= Carlos Rossi =

Argentine politician (born 1949)

Carlos Alberto Rossi (born December 6, 1949) is a member of the provincial 'Neighbourly Union' (Unión Vecinal) and was elected as part of the Alliance New Front, an electoral alliance with the New Party. Rossi, a lawyer by profession, was a civil servant at Córdoba municipality before entering politics.

Rossi was born in Barrio Colón, a neighbourhood of Córdoba city. He attended the local Colegio Santo Tomás and learnt violin at the provincial music conservatory. He played for Club Atlético Talleres as goalkeeper in their reserve team. He qualified as a lawyer, notary and procurator at the National University of Córdoba.

At 18, Rossi began work with Córdoba municipality as a food safety inspector. In 1975 he returned to the municipality in the legal division. From 1984 to 1989 he was head of the city's civil register. In 1991 he was appointed sub-secretary general of the municipality and in 1994 he became secretary for public involvement and development, serving until 1998. He also chaired the city emergency committee 1991–98.

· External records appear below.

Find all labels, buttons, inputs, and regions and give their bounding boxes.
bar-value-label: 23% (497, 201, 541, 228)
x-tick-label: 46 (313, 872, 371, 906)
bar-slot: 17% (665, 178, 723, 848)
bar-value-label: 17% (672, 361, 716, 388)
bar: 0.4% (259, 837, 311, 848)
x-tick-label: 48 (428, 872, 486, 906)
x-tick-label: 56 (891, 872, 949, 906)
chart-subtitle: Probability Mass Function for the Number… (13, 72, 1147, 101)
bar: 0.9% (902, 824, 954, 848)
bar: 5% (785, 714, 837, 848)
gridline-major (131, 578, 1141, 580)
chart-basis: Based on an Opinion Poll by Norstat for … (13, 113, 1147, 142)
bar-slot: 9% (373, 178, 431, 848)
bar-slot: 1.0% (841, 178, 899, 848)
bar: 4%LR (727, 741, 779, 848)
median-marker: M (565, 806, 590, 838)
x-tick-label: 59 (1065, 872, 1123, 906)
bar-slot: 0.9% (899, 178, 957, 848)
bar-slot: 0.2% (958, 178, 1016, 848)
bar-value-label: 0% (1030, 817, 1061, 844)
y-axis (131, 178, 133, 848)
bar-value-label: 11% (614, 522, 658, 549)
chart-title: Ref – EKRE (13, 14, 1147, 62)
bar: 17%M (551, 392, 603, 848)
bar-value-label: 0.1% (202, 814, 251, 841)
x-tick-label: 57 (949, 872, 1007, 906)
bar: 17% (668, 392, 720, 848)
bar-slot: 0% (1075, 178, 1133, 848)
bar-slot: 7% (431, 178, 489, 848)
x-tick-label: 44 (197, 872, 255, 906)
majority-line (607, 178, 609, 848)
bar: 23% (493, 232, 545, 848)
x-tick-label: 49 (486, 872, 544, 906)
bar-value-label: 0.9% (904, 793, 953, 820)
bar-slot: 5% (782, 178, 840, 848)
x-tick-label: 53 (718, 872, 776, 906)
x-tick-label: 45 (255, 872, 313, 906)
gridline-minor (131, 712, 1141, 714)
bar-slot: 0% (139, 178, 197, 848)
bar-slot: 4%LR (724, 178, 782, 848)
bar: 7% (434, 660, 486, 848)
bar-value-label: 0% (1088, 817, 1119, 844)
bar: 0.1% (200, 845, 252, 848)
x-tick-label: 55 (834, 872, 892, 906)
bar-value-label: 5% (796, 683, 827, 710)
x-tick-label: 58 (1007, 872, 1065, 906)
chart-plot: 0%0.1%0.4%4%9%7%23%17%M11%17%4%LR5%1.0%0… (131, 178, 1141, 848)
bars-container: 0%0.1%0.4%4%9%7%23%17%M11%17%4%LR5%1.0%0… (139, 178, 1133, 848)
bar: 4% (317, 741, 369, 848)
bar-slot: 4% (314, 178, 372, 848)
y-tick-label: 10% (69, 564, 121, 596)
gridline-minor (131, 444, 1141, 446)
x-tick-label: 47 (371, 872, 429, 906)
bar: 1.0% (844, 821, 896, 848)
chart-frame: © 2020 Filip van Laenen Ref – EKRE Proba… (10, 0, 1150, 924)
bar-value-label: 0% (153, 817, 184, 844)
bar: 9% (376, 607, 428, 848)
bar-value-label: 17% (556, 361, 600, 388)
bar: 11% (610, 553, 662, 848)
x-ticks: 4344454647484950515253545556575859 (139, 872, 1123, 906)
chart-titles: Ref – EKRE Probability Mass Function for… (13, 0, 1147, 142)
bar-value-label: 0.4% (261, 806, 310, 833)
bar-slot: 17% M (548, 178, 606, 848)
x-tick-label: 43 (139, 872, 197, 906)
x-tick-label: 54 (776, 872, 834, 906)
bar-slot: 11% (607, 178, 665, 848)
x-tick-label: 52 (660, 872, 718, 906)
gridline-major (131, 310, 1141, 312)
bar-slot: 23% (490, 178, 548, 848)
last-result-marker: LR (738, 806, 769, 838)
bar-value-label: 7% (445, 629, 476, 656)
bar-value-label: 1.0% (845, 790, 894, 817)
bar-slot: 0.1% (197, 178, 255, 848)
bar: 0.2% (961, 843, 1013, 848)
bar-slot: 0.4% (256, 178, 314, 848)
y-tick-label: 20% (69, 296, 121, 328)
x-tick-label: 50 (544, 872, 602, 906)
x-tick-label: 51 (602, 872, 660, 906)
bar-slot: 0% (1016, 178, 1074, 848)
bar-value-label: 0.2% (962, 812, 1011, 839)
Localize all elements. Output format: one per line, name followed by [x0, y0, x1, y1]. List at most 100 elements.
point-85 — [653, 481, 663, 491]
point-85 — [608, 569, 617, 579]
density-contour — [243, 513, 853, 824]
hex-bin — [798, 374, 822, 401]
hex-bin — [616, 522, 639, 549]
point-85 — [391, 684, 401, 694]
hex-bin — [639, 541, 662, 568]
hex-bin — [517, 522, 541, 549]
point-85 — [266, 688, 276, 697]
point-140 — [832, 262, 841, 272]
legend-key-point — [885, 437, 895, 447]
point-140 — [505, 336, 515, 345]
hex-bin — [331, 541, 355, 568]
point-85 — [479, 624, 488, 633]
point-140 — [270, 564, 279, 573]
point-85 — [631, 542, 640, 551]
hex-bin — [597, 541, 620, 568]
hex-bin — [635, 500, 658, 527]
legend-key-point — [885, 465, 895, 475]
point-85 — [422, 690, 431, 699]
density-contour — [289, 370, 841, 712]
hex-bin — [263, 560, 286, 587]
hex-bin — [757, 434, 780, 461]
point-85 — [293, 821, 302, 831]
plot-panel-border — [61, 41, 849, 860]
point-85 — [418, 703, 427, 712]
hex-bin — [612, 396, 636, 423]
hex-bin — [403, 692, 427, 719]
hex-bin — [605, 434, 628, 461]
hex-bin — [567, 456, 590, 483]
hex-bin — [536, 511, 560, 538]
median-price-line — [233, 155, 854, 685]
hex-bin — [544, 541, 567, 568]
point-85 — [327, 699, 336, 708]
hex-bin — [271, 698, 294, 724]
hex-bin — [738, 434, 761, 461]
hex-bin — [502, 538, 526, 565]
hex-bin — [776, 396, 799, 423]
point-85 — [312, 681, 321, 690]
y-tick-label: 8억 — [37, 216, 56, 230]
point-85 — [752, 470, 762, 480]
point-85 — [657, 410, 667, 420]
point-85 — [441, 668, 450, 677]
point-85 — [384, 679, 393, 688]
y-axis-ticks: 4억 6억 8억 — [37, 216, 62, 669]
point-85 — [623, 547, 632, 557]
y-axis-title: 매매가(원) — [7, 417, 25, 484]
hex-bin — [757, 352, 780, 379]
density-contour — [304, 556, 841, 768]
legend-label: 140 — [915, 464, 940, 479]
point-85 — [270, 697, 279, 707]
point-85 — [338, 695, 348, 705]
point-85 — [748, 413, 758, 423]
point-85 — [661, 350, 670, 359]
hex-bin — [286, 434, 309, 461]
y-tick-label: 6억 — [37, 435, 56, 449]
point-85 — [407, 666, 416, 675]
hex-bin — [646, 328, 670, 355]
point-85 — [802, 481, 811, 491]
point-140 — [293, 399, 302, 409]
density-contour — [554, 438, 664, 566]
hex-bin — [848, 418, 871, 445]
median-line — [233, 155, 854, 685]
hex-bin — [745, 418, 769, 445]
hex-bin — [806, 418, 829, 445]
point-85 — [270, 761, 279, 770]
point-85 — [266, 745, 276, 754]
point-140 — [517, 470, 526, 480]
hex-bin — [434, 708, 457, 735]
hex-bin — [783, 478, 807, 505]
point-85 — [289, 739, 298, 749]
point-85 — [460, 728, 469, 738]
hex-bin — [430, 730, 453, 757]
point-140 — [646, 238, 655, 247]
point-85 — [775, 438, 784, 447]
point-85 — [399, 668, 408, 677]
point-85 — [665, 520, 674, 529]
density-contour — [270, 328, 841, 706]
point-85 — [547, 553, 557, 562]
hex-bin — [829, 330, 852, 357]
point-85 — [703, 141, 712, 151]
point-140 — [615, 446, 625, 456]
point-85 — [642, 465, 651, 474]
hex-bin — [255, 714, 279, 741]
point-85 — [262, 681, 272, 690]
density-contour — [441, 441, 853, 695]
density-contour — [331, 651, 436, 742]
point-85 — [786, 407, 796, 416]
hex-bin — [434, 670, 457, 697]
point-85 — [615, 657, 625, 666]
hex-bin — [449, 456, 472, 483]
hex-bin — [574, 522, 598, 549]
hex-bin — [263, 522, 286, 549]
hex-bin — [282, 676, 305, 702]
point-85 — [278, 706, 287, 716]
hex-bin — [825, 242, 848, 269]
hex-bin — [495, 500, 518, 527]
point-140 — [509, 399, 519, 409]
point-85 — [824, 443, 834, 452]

In 1998 Rossi resigned his public positions to enter politics. He stood as the Unión Vecinal candidate for Mayor of Córdoba in 1999 and was elected as a city councillor the same year. He was leader of the Unión caucus in the city council.

In 2003 he was elected as a senator for Córdoba Province. His term ended in 2009.

Rossi is married to Angélica Kronemann and has four children.